While not a masterpiece, Orwell achieves its goal by making you think critically about mass surveillance
Orwell is an independently-developed simulation game about government mass surveillance. You play in a dystopian (read: frighteningly realistic) future where virtually no private communication is beyond the reach of intelligence services, in the name of national security.
You play as an investigator for The Nation, which appears to represent the United States or the United Kingdom. Your job, as someone living outside The Nation, is to collect information on persons of interest and submit it to domestic intelligence services.
The game starts with you investigating Casandra Watergate of Bonton in connection to a terrorist attack in the heart of the city. Over the course of the game, you discover a network of young dissidents whose political activism group has become increasingly extreme, and your objective is to find who’s coordinating these attacks and stop them.
The premise of Orwell – named after the famous British author Eric Arthur Blair, better known by his pen name, George Orwell – has an uncanny similarity to a video released by Tom Scott in 2013.
Orwell’s gameplay mostly revolves around ‘datachunks’ which are collected by rifling through your subjects’ social media activities, emails, phone calls, computer hard drives, and other sources like news articles. These datachunks are then uploaded to The Nation’s intelligence services. There’s a lot of information asymmetry since it’s up to you to decide what information law information has available to them.
This information asymmetry is punctuated by an example early in the game when you’re reading through Casandra’s messages. In a conversation with a friend, Ms Watergate says she ‘tortured’ someone – but she’s obviously using a figure of speech. Still, you can submit this to intelligence, where it’s then brought up in a Police interrogation. “Your file here says you tortured someone,” says an interrogator to their shocked Casandra.
Call me petty, but I struggle to understand the reason for including something this unrealistic. If Orwell intends to prompt a discussion about mass surveillance, surely one should try to keep the suspension of disbelief going on for the whole game.
For a game that lasts just over four hours, and where your only interaction with any of the characters is by reading small pieces of information they’ve left online, the characters in Orwell are quite well-developed.
Overall, Orwell has very good writing, however, the plot became a little difficult to follow in the final act due to the rapid change in pacing. Still, if you like a good mystery, this game is for you.
Mild spoilers ahead
Unfortunately, Orwell suffers from a case of Mass Effect 3 Syndrome, where throughout the game you’re given the impression that your choices will have a great impact on the end of the game. The game has four endings, and this left me feeling unsatisfied as the credits rolled.
End of mild spoilers
The best thing about Orwell is that it forces you to think about the pros and cons of mass surveillance. While playing the game, you see first-hand how useful the information you’re hoovering up is to preventing terrorism. But then it dawns upon you just how intrusive you’re being, especially given that you haven’t been given a warrant, there’s no one looking over your shoulder – you have virtually limitless power.
Orwell also does a great job at showing how small pieces of information you leave online, sometimes without knowing, can be joined together to create a surprisingly comprehensive profile on someone.

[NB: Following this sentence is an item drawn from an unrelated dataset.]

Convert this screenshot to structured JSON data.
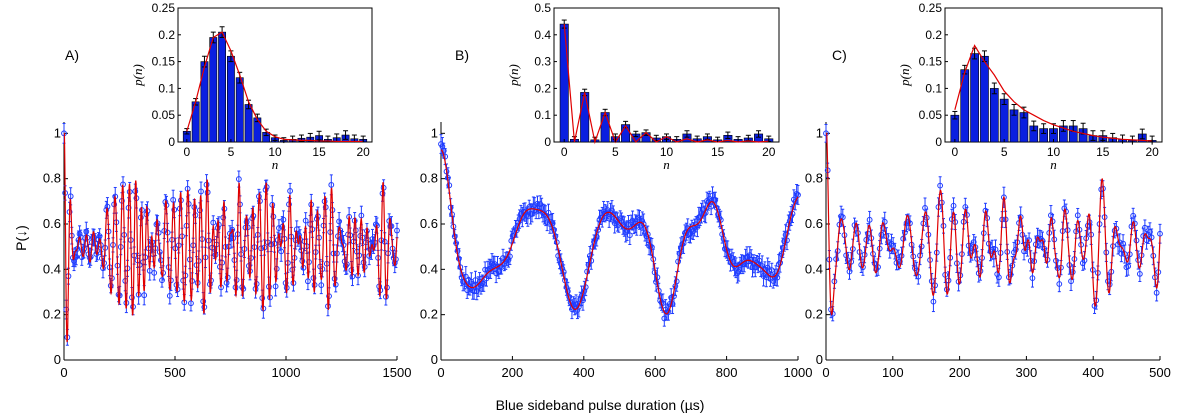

I played Orwell on my laptop, and I’m happy to report that it passed the MacBook Air test, running without a hitch with only 4GB of memory and no dedicated graphics card. Not surprising given that it’s a point-and-click title, but still good to know if you haven’t bought a $10,000 nuclear-powered custom PC.
Government surveillance is a complicated and controversial topic, there are certainly no easy answers, and Orwell doesn’t purport to have any; what it does do, however, is force you to think about where the line should be drawn between national security and privacy – before realising that those lines were drawn for them years and years ago.I wouldn’t say that Orwell is one of the best, most profound games I’ve ever played in my life, but it was worth the US$10 and is one of those games that really made me think, which is rare these days. Plus, you’re supporting the Australian games industry, which is good news for the roughly 700 people who work in it, according to the latest census.